Governments are also beginning to face the question of who will pay health- care costs for AIDS suffers. American insurers estimate the cost of providing hospital and medical treatment for a single patient at more than $75,000 from diagnosis to death. Around the world, hospitals and medical staffs are ill- equipped to deal with the rising costs and numbers of AIDS cases. Dr. Anthony Pinching of London's St. Mary's Hospital Medical School warns that his facility, which has cared for over 170 AIDS patients, is facing economic burnout. Reason: it lacks funds to hire additional staff and expand its facilities.

Even as the AIDS policy debate rages, however, many painful questions remain unanswered. How, for example, will the U.S. cope with the AIDS medical bill? A Rand Corp. study released last week concludes that the cost of treating a projected 400,000 U.S. AIDS sufferers from 1986 to 1991 may exceed $37 billion, with about $10 million borne by the Medicaid program. Also, who , will treat the patients? New York City, where more than 700 of the 35,794 available hospital beds are already occupied by AIDS patients, has proposed devoting one hospital exclusively to their care.

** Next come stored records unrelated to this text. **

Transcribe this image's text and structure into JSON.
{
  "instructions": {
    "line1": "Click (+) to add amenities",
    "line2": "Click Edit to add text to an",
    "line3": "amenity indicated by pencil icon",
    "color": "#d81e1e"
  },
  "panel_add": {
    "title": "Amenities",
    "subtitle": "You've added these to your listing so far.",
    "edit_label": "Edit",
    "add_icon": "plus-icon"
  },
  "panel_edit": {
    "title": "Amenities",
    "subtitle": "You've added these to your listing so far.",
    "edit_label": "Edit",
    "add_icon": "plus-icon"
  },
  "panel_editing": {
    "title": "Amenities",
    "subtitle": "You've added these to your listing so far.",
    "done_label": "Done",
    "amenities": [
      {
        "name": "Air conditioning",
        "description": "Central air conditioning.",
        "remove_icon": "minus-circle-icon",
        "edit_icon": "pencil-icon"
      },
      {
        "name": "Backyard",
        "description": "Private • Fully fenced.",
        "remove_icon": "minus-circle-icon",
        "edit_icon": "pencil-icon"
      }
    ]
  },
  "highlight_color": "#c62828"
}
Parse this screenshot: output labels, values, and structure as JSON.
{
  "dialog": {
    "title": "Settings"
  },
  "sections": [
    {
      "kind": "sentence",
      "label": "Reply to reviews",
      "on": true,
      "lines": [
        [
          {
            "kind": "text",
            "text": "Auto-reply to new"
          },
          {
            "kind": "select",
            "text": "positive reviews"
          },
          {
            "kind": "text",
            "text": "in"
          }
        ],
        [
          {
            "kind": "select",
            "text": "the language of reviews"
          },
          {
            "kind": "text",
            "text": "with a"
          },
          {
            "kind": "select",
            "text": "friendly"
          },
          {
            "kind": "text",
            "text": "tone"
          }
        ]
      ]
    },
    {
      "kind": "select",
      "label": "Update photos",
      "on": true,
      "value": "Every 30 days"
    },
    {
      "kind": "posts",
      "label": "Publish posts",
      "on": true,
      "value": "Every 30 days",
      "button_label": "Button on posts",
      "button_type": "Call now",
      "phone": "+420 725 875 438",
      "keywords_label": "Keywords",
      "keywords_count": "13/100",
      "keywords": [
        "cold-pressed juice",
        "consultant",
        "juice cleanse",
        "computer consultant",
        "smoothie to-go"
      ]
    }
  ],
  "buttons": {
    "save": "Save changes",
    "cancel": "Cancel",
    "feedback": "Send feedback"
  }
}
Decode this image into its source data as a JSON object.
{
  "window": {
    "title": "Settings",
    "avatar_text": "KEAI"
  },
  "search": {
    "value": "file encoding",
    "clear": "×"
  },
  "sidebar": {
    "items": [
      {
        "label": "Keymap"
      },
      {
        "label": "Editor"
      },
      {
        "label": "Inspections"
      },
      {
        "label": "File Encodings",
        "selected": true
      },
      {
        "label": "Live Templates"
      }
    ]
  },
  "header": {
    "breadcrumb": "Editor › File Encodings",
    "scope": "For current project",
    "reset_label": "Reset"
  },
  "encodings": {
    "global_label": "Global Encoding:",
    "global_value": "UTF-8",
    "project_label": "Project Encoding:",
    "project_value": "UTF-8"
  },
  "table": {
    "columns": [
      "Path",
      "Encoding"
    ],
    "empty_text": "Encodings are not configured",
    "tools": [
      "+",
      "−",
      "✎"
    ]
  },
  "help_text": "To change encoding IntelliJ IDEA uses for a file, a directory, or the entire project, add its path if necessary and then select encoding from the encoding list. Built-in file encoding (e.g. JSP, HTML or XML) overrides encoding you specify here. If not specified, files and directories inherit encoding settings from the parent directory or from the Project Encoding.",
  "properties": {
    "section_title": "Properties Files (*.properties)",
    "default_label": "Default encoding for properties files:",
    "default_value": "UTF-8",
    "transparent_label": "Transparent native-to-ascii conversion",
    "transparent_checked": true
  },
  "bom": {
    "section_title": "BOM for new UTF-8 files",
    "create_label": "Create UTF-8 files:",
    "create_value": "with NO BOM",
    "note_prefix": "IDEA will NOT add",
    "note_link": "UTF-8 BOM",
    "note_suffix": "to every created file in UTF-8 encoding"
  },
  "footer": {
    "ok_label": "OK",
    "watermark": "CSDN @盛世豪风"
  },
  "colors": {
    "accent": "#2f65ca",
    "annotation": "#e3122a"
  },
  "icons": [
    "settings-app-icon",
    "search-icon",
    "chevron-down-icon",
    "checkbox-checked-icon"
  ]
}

Perhaps the most fundamental question facing U.S. policymakers is whether they are willing to protect the ordinary rights of those infected with the AIDS virus without resorting to racist or homophobic programs. High-risk groups, after all, are those from which the public will clamor most for protection. Many public health officials feel that education, treatment and counseling programs for homosexuals and intravenous drug users offer the best return on the tax dollar. "IV drug use is the main source of heterosexual spread in this country," says Don C. Des Jarlais, an epidemiologist at the New York State Division of Substance Abuse Services. "That's where we have to concentrate our efforts. There is still time."

FOOTNOTE: *Britain, France, West Germany, Italy, Canada and Japan.